Cronaca Gagno / Via Pietrasantina

Occupazione centro profughi, le istituzioni: "Non gettate tutto al vento"

Comune e Provincia invitano i profughi, che stanno occupando il centro della Croce Rossa in via Pietrasantina, a riflettere: sarebbe un peccato perdere i diritti raggiunti per aver compiuto una occupazione abusiva

Il campo di via Pietrasantina (foto Rebeldia)

"Il Comune e la Provincia di Pisa sconsigliano i profughi del Nord Africa ospiti della Croce Rossa Italiana di lasciarsi sedurre da chi, in nome dei diritti umani, li spinge verso occupazioni abusive che nuoceranno irreversibilmente al loro percorso di legalità fin qui faticosamente raggiunto". In un comunicato congiunto l'ente provinciale e quello comunale intervengono sull'occupazione del centro di accoglienza di via Pietrasantina da parte di profughi provenienti dalla Libia che protestano per la mancanza di prospettive dopo la fine del progetto di accoglienza della Regione Toscana.

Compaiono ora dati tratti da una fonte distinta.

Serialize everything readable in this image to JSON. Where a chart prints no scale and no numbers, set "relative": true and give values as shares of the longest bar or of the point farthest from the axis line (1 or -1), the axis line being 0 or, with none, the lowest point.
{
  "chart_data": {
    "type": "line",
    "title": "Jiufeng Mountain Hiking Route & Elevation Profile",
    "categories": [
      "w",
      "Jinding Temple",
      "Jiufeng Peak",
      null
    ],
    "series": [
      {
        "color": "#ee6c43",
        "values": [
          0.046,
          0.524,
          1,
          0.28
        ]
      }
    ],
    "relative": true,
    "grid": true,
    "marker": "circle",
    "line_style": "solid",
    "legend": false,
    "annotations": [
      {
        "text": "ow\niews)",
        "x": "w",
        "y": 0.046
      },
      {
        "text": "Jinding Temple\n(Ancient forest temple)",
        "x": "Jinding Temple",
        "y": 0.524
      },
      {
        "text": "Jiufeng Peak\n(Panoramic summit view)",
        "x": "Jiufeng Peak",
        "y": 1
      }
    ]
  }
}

"Il percorso di accoglienza di questi giovani africani è iniziato due anni fa, a seguito della crisi Libica, conclusasi con la guerra civile e la morte di Gheddafi, quando i giovani  stranieri, che lavoravano in Libia, furono costretti a fuggire verso l’Europa nella speranza di trovare accoglienza e salvezza dalla guerra. Tutta l’Italia fu chiamata a dare accoglienza - affermano da Provincia e Comune - il percorso promosso dalla Regione Toscana, in un confronto  serrato con l’allora Governo Berlusconi, mise in campo  modalità rivelatesi positive in quanto basate sull’accoglienza di piccoli gruppi spalmati su tutto il territorio regionale".

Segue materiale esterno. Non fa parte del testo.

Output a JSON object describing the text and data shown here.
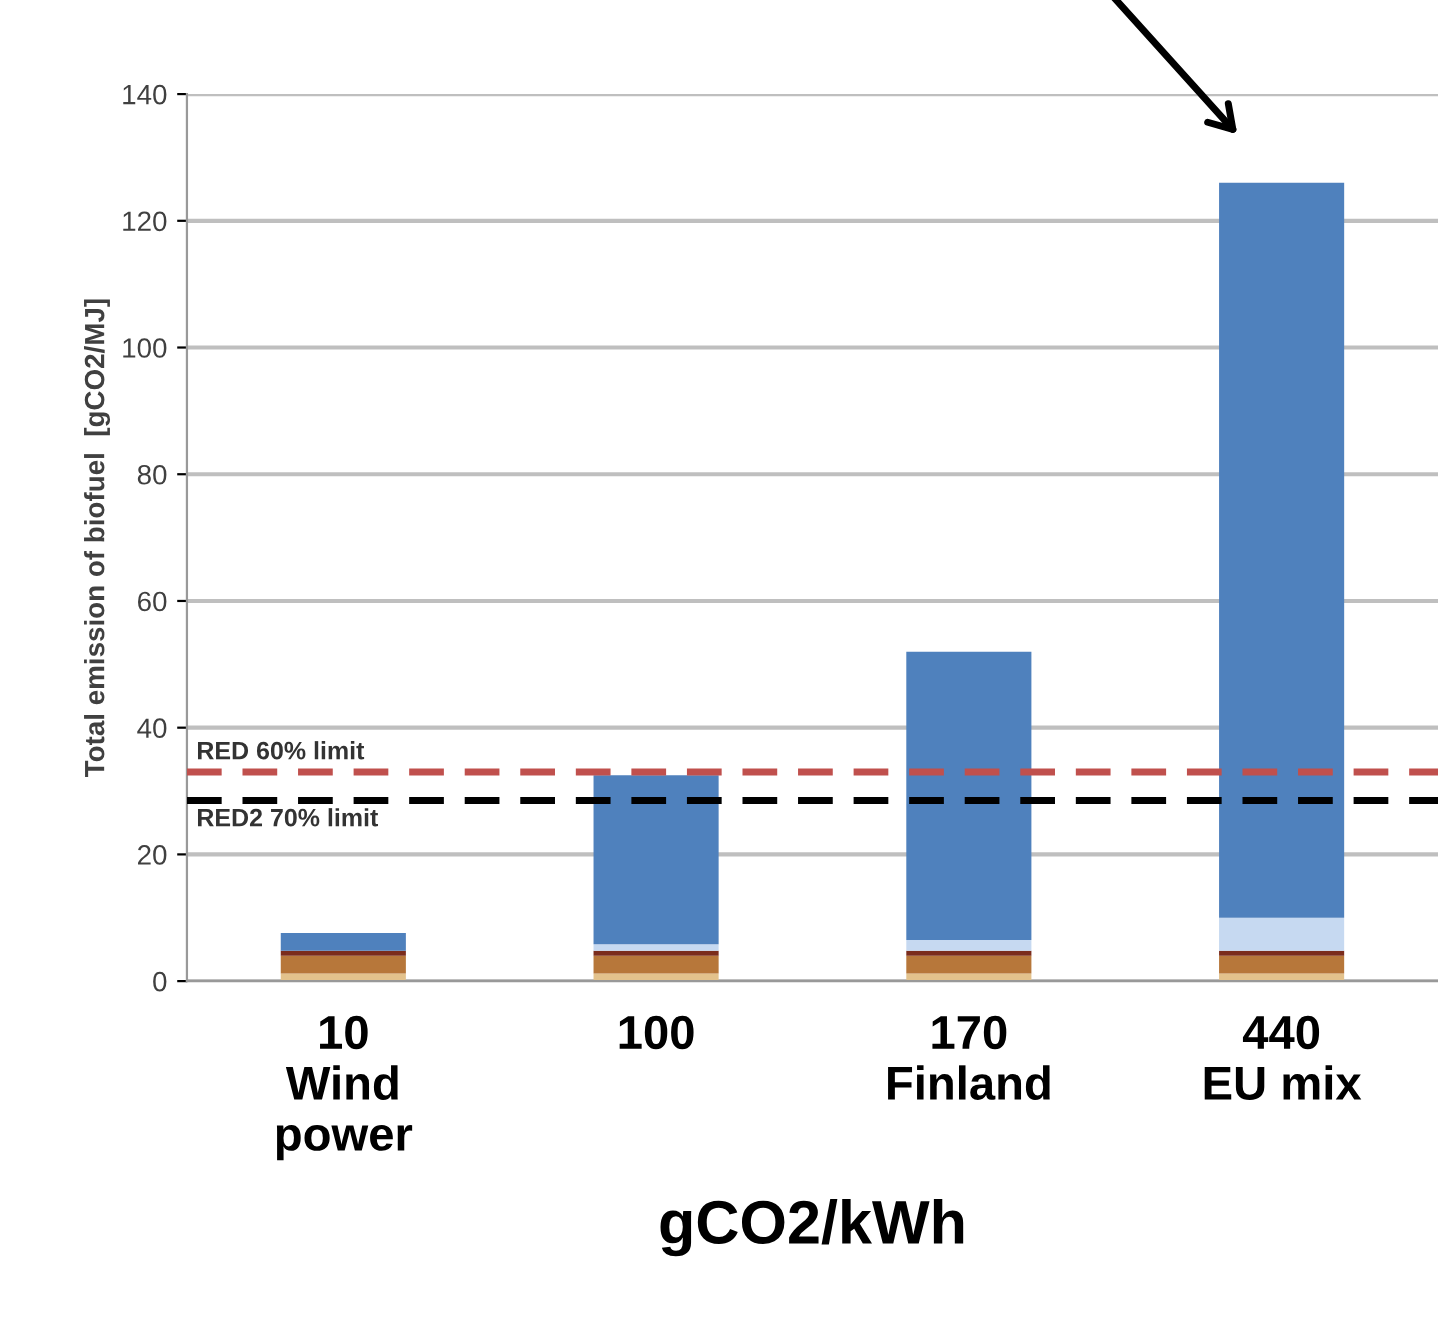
{
  "chart_data": {
    "type": "bar",
    "stacked": true,
    "ylabel": "Total emission of biofuel  [gCO2/MJ]",
    "xlabel": "gCO2/kWh",
    "categories": [
      "10\nWind\npower",
      "100",
      "170\nFinland",
      "440\nEU mix"
    ],
    "series": [
      {
        "color": "#e3c28c",
        "values": [
          1.2,
          1.2,
          1.2,
          1.2
        ]
      },
      {
        "color": "#b7773a",
        "values": [
          2.8,
          2.8,
          2.8,
          2.8
        ]
      },
      {
        "color": "#7b2c1c",
        "values": [
          0.8,
          0.8,
          0.8,
          0.8
        ]
      },
      {
        "color": "#c6d9f1",
        "values": [
          0,
          1,
          1.7,
          5.2
        ]
      },
      {
        "color": "#4f81bd",
        "values": [
          2.8,
          26.7,
          45.5,
          116
        ]
      }
    ],
    "ylim": [
      0,
      140
    ],
    "yticks": [
      0,
      20,
      40,
      60,
      80,
      100,
      120,
      140
    ],
    "grid": "y",
    "legend": false,
    "ref_lines": [
      {
        "axis": "y",
        "value": 33,
        "label": "RED 60% limit",
        "color": "#c0504d",
        "line_style": "dashed"
      },
      {
        "axis": "y",
        "value": 28.5,
        "label": "RED2 70% limit",
        "color": "#000000",
        "line_style": "dashed"
      }
    ]
  }
}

"A Pisa - prosegue il comunicato - sono arrivati, in periodi diversi, gruppi accolti tramite la Protezione Civile Regionale ed in seguito gestiti con grande impegno da Pubblica Assistenza e Croce Rossa Italiana. I profughi hanno ricevuto vitto, alloggio, trasporto, assistenza sanitaria e legale, corsi di lingua italiana e  solidarietà dal mondo istituzionale e del Terzo Settore. Particolarmente significativo il ruolo del Centro Nord Sud che ha lavorato intensamente d’intesa con il Comune per cercare la possibilità di tirocini temporanei".

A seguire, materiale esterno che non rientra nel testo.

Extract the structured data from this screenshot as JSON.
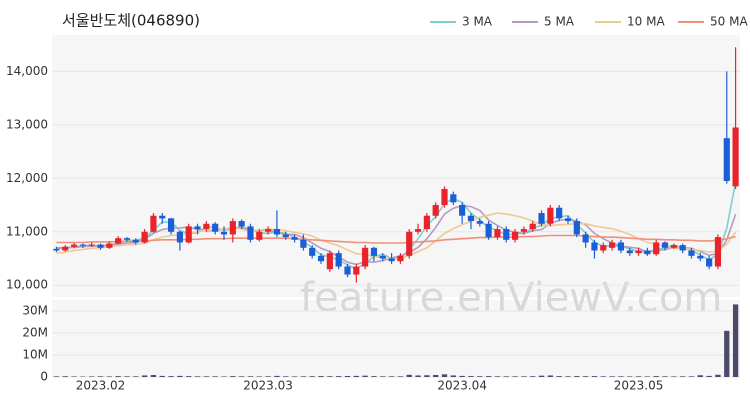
{
  "chart_data": {
    "type": "candlestick",
    "title": "서울반도체(046890)",
    "watermark": "feature.enViewV.com",
    "categories": [
      null,
      null,
      null,
      null,
      null,
      "2023.02",
      null,
      null,
      null,
      null,
      null,
      null,
      null,
      null,
      null,
      null,
      null,
      null,
      null,
      null,
      null,
      null,
      null,
      null,
      "2023.03",
      null,
      null,
      null,
      null,
      null,
      null,
      null,
      null,
      null,
      null,
      null,
      null,
      null,
      null,
      null,
      null,
      null,
      null,
      null,
      null,
      null,
      "2023.04",
      null,
      null,
      null,
      null,
      null,
      null,
      null,
      null,
      null,
      null,
      null,
      null,
      null,
      null,
      null,
      null,
      null,
      null,
      null,
      "2023.05",
      null,
      null,
      null,
      null,
      null,
      null,
      null,
      null,
      null,
      null,
      null
    ],
    "open": [
      10680,
      10650,
      10720,
      10760,
      10740,
      10760,
      10700,
      10780,
      10880,
      10850,
      10800,
      11000,
      11300,
      11250,
      11000,
      10800,
      11100,
      11050,
      11150,
      11000,
      10950,
      11200,
      11100,
      10850,
      11000,
      11050,
      10950,
      10900,
      10850,
      10700,
      10550,
      10300,
      10600,
      10350,
      10200,
      10350,
      10700,
      10550,
      10500,
      10450,
      10550,
      11000,
      11050,
      11300,
      11500,
      11700,
      11500,
      11300,
      11200,
      11150,
      10900,
      11050,
      10850,
      11000,
      11050,
      11350,
      11150,
      11450,
      11250,
      11200,
      10950,
      10800,
      10650,
      10700,
      10800,
      10650,
      10600,
      10650,
      10580,
      10800,
      10700,
      10750,
      10650,
      10550,
      10500,
      10350,
      12750,
      11850
    ],
    "high": [
      10720,
      10750,
      10790,
      10780,
      10800,
      10780,
      10820,
      10920,
      10900,
      10880,
      11050,
      11350,
      11350,
      11260,
      11020,
      11150,
      11150,
      11200,
      11180,
      11100,
      11250,
      11230,
      11150,
      11050,
      11100,
      11400,
      11000,
      10950,
      10950,
      10750,
      10600,
      10650,
      10650,
      10400,
      10400,
      10750,
      10720,
      10600,
      10600,
      10600,
      11050,
      11150,
      11350,
      11550,
      11850,
      11750,
      11550,
      11350,
      11250,
      11200,
      11100,
      11100,
      11050,
      11100,
      11200,
      11400,
      11500,
      11500,
      11300,
      11250,
      11000,
      10850,
      10800,
      10850,
      10850,
      10700,
      10700,
      10700,
      10850,
      10820,
      10780,
      10780,
      10700,
      10600,
      10550,
      10950,
      14000,
      14450
    ],
    "low": [
      10620,
      10630,
      10700,
      10700,
      10720,
      10660,
      10680,
      10760,
      10820,
      10760,
      10780,
      10980,
      11150,
      10950,
      10650,
      10780,
      10950,
      11000,
      10950,
      10850,
      10800,
      11050,
      10800,
      10820,
      10950,
      10900,
      10850,
      10800,
      10650,
      10500,
      10400,
      10250,
      10300,
      10150,
      10050,
      10300,
      10450,
      10450,
      10400,
      10400,
      10500,
      10950,
      11000,
      11250,
      11450,
      11500,
      11150,
      11050,
      11100,
      10850,
      10850,
      10800,
      10800,
      10950,
      11000,
      11100,
      11100,
      11200,
      11150,
      10900,
      10700,
      10500,
      10600,
      10650,
      10600,
      10550,
      10550,
      10550,
      10550,
      10650,
      10680,
      10600,
      10500,
      10450,
      10300,
      10300,
      11900,
      11800
    ],
    "close": [
      10650,
      10720,
      10760,
      10740,
      10760,
      10700,
      10780,
      10880,
      10850,
      10800,
      11000,
      11300,
      11250,
      11000,
      10800,
      11100,
      11050,
      11150,
      11000,
      10950,
      11200,
      11100,
      10850,
      11000,
      11050,
      10950,
      10900,
      10850,
      10700,
      10550,
      10450,
      10600,
      10350,
      10200,
      10350,
      10700,
      10550,
      10500,
      10450,
      10550,
      11000,
      11050,
      11300,
      11500,
      11800,
      11550,
      11300,
      11200,
      11150,
      10900,
      11050,
      10850,
      11000,
      11050,
      11150,
      11150,
      11450,
      11250,
      11200,
      10950,
      10800,
      10650,
      10750,
      10800,
      10650,
      10600,
      10650,
      10580,
      10800,
      10700,
      10750,
      10650,
      10550,
      10500,
      10350,
      10900,
      11950,
      12950
    ],
    "up_color": "#e8232a",
    "down_color": "#1a5fd6",
    "ylim": [
      9780,
      14680
    ],
    "yticks": [
      {
        "value": 10000,
        "label": "10,000"
      },
      {
        "value": 11000,
        "label": "11,000"
      },
      {
        "value": 12000,
        "label": "12,000"
      },
      {
        "value": 13000,
        "label": "13,000"
      },
      {
        "value": 14000,
        "label": "14,000"
      }
    ],
    "grid": true,
    "legend": "top-right",
    "series": [
      {
        "name": "3 MA",
        "color": "#7ecfcf",
        "values": [
          10680,
          10700,
          10710,
          10740,
          10750,
          10730,
          10750,
          10790,
          10840,
          10840,
          10880,
          11030,
          11180,
          11180,
          11020,
          10970,
          10980,
          11100,
          11070,
          11030,
          11050,
          11080,
          11050,
          10980,
          10970,
          11000,
          10970,
          10900,
          10820,
          10700,
          10570,
          10530,
          10470,
          10380,
          10300,
          10420,
          10530,
          10580,
          10500,
          10500,
          10670,
          10870,
          11120,
          11280,
          11530,
          11620,
          11550,
          11350,
          11220,
          11080,
          11030,
          10930,
          10970,
          10970,
          11070,
          11120,
          11250,
          11280,
          11300,
          11130,
          10980,
          10800,
          10730,
          10730,
          10730,
          10680,
          10630,
          10610,
          10680,
          10690,
          10750,
          10700,
          10650,
          10570,
          10470,
          10580,
          11070,
          11930
        ]
      },
      {
        "name": "5 MA",
        "color": "#b49bc8",
        "values": [
          10700,
          10700,
          10710,
          10720,
          10730,
          10740,
          10750,
          10770,
          10790,
          10800,
          10860,
          10970,
          11040,
          11070,
          11070,
          11090,
          11040,
          11020,
          11020,
          11050,
          11070,
          11090,
          11030,
          11020,
          11040,
          10990,
          10950,
          10950,
          10890,
          10790,
          10690,
          10630,
          10530,
          10430,
          10390,
          10440,
          10430,
          10460,
          10510,
          10550,
          10610,
          10710,
          10870,
          11080,
          11330,
          11440,
          11490,
          11470,
          11400,
          11220,
          11120,
          11030,
          10990,
          10970,
          11020,
          11040,
          11160,
          11210,
          11240,
          11200,
          11130,
          10970,
          10870,
          10790,
          10730,
          10710,
          10690,
          10620,
          10640,
          10670,
          10700,
          10700,
          10690,
          10630,
          10560,
          10590,
          10850,
          11330
        ]
      },
      {
        "name": "10 MA",
        "color": "#f0c890",
        "values": [
          10600,
          10620,
          10650,
          10670,
          10690,
          10700,
          10720,
          10740,
          10760,
          10760,
          10790,
          10850,
          10900,
          10930,
          10940,
          10970,
          11000,
          11030,
          11040,
          11050,
          11070,
          11050,
          11010,
          11030,
          11050,
          11040,
          11020,
          10990,
          10960,
          10920,
          10840,
          10790,
          10740,
          10660,
          10590,
          10570,
          10540,
          10510,
          10490,
          10490,
          10560,
          10630,
          10700,
          10830,
          10970,
          11060,
          11130,
          11200,
          11270,
          11310,
          11350,
          11330,
          11300,
          11260,
          11200,
          11130,
          11120,
          11130,
          11140,
          11150,
          11150,
          11110,
          11080,
          11060,
          11010,
          10950,
          10870,
          10800,
          10770,
          10720,
          10690,
          10690,
          10670,
          10650,
          10620,
          10640,
          10770,
          10990
        ]
      },
      {
        "name": "50 MA",
        "color": "#f0907a",
        "values": [
          10800,
          10800,
          10800,
          10800,
          10810,
          10810,
          10810,
          10820,
          10820,
          10820,
          10830,
          10840,
          10850,
          10850,
          10850,
          10860,
          10860,
          10870,
          10870,
          10870,
          10880,
          10880,
          10880,
          10880,
          10880,
          10880,
          10880,
          10870,
          10860,
          10850,
          10840,
          10830,
          10820,
          10810,
          10800,
          10800,
          10790,
          10790,
          10790,
          10790,
          10800,
          10810,
          10820,
          10830,
          10850,
          10860,
          10870,
          10880,
          10890,
          10890,
          10900,
          10900,
          10900,
          10910,
          10910,
          10920,
          10930,
          10930,
          10930,
          10930,
          10920,
          10910,
          10900,
          10900,
          10890,
          10880,
          10870,
          10860,
          10860,
          10850,
          10850,
          10840,
          10840,
          10830,
          10830,
          10840,
          10870,
          10910
        ]
      }
    ],
    "volume": {
      "color": "#4a4a6a",
      "ylim": [
        0,
        35000000
      ],
      "yticks": [
        0,
        {
          "value": 10000000,
          "label": "10M"
        },
        {
          "value": 20000000,
          "label": "20M"
        },
        {
          "value": 30000000,
          "label": "30M"
        }
      ],
      "values": [
        300000,
        350000,
        250000,
        200000,
        250000,
        300000,
        250000,
        400000,
        300000,
        300000,
        700000,
        900000,
        500000,
        400000,
        500000,
        400000,
        300000,
        300000,
        300000,
        250000,
        400000,
        300000,
        300000,
        250000,
        300000,
        500000,
        300000,
        250000,
        300000,
        350000,
        400000,
        350000,
        400000,
        450000,
        500000,
        600000,
        400000,
        300000,
        300000,
        300000,
        1000000,
        700000,
        800000,
        900000,
        1200000,
        700000,
        500000,
        400000,
        350000,
        400000,
        300000,
        300000,
        300000,
        300000,
        350000,
        600000,
        700000,
        400000,
        300000,
        400000,
        350000,
        400000,
        300000,
        300000,
        300000,
        250000,
        300000,
        250000,
        400000,
        300000,
        250000,
        300000,
        300000,
        800000,
        500000,
        1000000,
        21000000,
        33000000
      ]
    }
  }
}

Il 28 febbraio 2013, dopo tanti incontri e riunioni a Firenze e a Pisa, il programma di accoglienza si è concluso con i profughi in possesso di documenti per muoversi liberamente ed alcuni in attesa dell’ultimo incontro con la Commissione preposta al rilascio dei sospirati documenti. "Dopo tanta fatica e tanti rischi scampati - conclude la nota stampa - sarebbe davvero un peccato per i giovani profughi perdere i diritti raggiunti per aver compiuto una occupazione abusiva. Le Istituzioni li invitano a riflettere".